2. Memberi tahu dia bahwa dia tidak sendirian dan ada banyak orang yang bersedia dan mampu membantu.
3. Merespon krisis dengan segera berdasarkan tingkat risiko bunuh diri. Lakukan ini.
4. Konsultasi dengan ahli kesehatan jiwa yang memberikan pendampingan dan evaluasi serta pengobatan yang tepat.
5. Jika pikiran untuk bunuh diri muncul kembali, cobalah mencari bantuan dan tinggalkan nomor telepon Anda.

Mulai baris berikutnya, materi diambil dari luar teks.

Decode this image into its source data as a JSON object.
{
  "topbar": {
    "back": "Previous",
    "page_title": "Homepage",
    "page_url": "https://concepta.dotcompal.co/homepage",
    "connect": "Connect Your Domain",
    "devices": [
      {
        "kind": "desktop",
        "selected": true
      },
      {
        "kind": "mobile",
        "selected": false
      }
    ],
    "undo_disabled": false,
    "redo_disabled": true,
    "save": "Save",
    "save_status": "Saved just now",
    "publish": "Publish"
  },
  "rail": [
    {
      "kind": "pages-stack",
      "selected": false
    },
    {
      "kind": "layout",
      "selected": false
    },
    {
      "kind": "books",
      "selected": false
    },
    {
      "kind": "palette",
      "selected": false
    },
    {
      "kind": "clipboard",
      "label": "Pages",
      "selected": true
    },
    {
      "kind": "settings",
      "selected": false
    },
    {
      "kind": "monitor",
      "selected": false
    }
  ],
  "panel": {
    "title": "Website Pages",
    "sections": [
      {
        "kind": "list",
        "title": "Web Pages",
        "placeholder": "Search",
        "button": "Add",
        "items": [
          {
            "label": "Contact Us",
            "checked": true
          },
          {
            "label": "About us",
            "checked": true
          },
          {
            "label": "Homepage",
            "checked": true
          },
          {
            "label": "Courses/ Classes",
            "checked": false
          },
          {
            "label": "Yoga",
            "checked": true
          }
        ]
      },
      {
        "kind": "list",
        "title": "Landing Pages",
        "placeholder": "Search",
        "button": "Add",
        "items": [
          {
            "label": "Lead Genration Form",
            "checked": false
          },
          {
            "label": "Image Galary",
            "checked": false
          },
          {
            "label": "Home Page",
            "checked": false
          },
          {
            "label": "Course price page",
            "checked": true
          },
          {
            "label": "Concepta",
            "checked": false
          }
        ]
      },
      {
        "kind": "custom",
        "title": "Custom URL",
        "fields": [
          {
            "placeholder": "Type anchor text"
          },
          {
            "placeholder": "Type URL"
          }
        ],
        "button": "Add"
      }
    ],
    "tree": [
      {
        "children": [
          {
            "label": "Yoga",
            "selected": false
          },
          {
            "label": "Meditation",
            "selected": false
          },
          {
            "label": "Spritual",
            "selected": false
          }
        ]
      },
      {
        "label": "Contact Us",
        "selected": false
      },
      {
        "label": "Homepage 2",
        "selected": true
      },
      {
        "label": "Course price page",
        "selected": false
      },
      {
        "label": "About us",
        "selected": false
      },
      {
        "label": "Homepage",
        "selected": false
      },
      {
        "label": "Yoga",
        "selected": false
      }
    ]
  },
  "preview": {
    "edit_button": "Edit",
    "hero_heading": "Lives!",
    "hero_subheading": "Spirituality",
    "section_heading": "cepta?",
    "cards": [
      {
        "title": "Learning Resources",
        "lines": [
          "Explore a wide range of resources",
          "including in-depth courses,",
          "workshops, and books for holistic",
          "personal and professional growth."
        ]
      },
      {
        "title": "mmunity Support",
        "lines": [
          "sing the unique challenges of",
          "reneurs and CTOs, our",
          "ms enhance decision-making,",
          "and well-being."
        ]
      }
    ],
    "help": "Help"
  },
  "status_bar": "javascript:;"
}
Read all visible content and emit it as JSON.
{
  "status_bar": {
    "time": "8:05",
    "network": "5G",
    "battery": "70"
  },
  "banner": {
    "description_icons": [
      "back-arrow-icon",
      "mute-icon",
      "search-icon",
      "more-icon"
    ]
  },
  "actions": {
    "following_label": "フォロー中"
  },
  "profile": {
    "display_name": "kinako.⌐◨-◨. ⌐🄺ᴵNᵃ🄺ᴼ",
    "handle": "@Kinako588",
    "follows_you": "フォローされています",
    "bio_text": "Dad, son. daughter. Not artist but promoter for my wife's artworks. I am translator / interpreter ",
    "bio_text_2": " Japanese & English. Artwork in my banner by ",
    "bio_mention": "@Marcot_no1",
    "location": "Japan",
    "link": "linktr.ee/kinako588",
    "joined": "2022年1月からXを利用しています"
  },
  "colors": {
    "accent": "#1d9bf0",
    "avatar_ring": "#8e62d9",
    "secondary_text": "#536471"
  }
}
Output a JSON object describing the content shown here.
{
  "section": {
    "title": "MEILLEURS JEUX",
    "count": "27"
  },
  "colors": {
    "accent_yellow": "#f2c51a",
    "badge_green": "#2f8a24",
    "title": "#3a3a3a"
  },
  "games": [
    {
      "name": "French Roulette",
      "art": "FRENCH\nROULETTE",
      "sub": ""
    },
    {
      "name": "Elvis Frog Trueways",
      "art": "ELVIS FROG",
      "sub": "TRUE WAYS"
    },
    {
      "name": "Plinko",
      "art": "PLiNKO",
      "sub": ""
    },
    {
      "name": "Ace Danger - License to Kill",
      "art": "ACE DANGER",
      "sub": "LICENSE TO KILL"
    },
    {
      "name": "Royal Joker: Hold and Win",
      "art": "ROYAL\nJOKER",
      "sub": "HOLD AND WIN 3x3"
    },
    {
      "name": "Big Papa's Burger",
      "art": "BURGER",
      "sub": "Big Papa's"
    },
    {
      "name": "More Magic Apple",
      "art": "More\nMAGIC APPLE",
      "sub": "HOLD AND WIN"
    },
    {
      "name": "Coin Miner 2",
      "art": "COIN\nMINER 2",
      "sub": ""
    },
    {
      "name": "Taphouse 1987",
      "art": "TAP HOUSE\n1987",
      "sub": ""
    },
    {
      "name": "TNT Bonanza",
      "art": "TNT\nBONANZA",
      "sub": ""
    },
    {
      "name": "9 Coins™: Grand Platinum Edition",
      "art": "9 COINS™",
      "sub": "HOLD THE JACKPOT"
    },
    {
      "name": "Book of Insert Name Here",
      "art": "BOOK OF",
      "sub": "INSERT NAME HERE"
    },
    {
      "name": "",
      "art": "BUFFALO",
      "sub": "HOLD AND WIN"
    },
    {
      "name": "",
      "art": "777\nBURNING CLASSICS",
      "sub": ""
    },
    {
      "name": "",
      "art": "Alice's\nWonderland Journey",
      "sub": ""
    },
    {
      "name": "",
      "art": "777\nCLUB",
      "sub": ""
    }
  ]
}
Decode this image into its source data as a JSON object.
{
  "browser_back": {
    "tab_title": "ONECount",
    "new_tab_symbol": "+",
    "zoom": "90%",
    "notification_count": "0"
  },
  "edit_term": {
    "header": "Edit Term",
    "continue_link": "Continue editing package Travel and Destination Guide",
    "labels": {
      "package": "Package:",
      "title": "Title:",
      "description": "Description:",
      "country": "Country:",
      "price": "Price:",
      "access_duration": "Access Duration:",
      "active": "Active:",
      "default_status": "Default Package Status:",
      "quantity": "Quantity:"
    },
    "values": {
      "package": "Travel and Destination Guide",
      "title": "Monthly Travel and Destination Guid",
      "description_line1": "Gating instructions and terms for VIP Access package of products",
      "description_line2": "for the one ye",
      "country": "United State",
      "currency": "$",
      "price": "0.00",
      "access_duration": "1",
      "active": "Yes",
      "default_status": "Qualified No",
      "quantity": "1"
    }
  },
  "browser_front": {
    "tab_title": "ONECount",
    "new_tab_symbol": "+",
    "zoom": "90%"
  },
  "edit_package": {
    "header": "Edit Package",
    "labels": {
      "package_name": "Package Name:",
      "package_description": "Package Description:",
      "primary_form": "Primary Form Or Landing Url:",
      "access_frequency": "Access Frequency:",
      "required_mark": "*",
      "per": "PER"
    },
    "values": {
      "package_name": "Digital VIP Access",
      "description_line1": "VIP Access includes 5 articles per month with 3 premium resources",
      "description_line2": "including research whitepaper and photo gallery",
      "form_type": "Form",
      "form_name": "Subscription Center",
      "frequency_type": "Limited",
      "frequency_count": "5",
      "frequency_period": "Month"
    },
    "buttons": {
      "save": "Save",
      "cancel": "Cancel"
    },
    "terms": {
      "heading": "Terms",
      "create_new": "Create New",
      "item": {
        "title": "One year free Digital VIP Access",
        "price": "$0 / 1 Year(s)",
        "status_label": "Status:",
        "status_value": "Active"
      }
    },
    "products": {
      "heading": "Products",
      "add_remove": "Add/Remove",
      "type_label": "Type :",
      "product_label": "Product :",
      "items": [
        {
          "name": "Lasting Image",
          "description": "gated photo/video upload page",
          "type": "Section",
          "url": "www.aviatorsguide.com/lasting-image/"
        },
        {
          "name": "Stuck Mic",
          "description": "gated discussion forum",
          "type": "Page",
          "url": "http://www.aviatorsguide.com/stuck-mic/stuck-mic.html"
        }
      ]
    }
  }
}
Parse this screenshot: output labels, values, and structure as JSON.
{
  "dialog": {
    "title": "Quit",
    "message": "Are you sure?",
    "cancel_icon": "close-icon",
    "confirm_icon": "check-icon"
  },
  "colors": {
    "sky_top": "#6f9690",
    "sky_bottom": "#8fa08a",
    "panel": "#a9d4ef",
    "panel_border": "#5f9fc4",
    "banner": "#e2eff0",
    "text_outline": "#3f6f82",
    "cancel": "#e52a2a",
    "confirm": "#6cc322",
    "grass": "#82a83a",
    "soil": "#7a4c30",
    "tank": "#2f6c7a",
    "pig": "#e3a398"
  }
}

6. Memindahkan benda-benda berbahaya yang dapat digunakan sebagai sarana bunuh diri.
Mendekati
Ketika seseorang dengan perilaku bunuh diri dirujuk ke ahli kesehatan mental, mereka menerima perawatan yang sesuai dengan kondisi mental yang mereka alami.
1. Pengobatan/Pengobatan: Clozapine adalah obat pilihan untuk mengurangi risiko bunuh diri: antipsikotik, antidepresan, ansiolitik, dan penstabil suasana hati.
2. Psikoterapi: Terapi bicara dapat meningkatkan kondisi psikologis orang yang ingin bunuh diri dan mengubah kognisinya.
3. TMS (Transcranial Magnetic Stimulation) adalah terapi stimulasi/modulasi yang memberikan rangsangan gelombang elektromagnetik, neurofeedback dan ECT (Electroconvulsive Therapy) ke otak, biasanya di wilayah DLPFC (posterior lateral prefrontal cortex).
4. Suntikan esketamin intranasal dengan cepat mengurangi gejala depresi dan kecenderungan bunuh diri.
“Kehidupan saat ini sangat menegangkan, belum lagi trauma psikologis masa lalu dan pemikiran berlebihan tentang masa depan membuat hidup setiap orang tidak terpuaskan,” kata kepala fasilitas rehabilitasi mental Rumah Sakit Kesehatan Jiwa Nasional. Jiwa Dr. H. Marzoeki Mahdi Bogor.